また、しかし、その後、海外にiPhone部品の製造業務を移転したことで亀山工場の稼働率が低下し、2018年4月には1300円だった時給は、10月以降には1100円に引き下げられ、労働時間も短縮。そして、日系外国人労働者らが雇い止めにあい、これまでに約2900人が退職を余儀なくされたという。

雇い止めされた当事者たちの怒りや悲しみ

雇い止めとは、雇用の契約期間が終わる際に、会社側が契約更新を行わず、契約が終了すること。

雇い止めされた日系ブラジル人は、「問題は派遣会社!やりたい放題!給料から引いたり、『何でこれだけ引いた?』と聞いたら返事もしないで」と怒りをあらわにした。この男性は、2018年4月に雇い止めとなり、現在は別の会社で働いている。

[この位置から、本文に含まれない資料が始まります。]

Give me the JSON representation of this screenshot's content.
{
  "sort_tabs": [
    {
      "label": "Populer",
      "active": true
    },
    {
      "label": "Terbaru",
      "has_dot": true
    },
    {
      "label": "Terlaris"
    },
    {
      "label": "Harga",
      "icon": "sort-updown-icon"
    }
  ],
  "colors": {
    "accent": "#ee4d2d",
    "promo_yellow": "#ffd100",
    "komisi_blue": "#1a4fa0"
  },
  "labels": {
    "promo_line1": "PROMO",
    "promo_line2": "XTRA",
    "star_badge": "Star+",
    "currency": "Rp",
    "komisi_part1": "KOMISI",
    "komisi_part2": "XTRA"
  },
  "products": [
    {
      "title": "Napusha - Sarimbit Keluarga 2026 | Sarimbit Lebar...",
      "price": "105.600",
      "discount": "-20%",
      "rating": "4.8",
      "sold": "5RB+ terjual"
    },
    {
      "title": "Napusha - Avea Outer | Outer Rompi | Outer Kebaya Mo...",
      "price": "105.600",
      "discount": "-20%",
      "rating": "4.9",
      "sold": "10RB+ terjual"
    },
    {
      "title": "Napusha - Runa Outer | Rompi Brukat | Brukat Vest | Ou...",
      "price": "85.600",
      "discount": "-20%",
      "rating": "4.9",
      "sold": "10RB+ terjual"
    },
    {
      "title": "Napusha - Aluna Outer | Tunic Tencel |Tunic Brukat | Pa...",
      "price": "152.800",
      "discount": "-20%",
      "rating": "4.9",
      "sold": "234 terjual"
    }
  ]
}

さらに、「日本はしっかりしている国と言っていた。現実はそこまでしっかりしていない。悔しい」とも語った。

長期間働いているのに「短期雇用契約」に

さらに告発状によって、契約に関する奇妙な点も見えてきた。

実際は長期間働いていた日系外国人労働者らと派遣会社が結んでいたのは、1か月から2か月の短期雇用契約

労働問題に詳しい、田辺総合法律事務所・海老沼英次弁護士は「長期の雇用はコストアップになるので、1~2か月ごとにいろいろな会社との間で、契約を結び直させていたということは、形式的には法律にのっとっているように見えても実際は法律から外れている」と話す。

満期になるたびに繋がりのある別の派遣会社と契約させることで、社会保険や有給休暇などを使わせず派遣会社側の負担を回避してきたという。

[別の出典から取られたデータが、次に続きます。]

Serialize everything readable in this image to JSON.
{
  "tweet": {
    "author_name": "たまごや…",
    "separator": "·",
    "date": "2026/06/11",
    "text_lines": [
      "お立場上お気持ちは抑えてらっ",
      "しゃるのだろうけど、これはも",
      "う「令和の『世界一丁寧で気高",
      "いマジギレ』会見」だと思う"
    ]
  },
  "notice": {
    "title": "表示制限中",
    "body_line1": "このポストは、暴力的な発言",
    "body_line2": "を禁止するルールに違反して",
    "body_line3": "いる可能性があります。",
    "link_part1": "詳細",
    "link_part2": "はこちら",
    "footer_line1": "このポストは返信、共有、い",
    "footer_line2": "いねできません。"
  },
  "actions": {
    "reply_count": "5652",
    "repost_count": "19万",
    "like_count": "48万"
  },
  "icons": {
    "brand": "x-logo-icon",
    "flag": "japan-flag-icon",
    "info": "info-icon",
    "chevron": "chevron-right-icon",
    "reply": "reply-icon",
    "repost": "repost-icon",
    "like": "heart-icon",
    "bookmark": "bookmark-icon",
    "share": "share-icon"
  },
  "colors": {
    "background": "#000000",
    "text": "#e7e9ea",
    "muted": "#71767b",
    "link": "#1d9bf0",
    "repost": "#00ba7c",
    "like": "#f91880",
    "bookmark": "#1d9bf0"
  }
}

今回告発された派遣会社は、シャープの3次下請けにあたり、雇い止めされた外国人労働者とシャープが直接契約をしたわけではなかった。

しかし、海老沼弁護士は「特段の事由があって、シャープがこれら契約の条件、例えば給与や契約期間などに直接介入していたとわかれば、シャープの責任が問われる可能性が全くないわけではない」と、シャープの責任も今後追及される可能性を示唆した。

めざましテレビの取材に対してシャープは、「実態把握に努めてはいるが、外国人労働者との直接の雇用関係がないのでコメントする立場にはない」としている。

また、告発された複数の派遣会社に取材を申し込んだが、電話に出なかったり、担当者が不在で回答できないといった対応だった。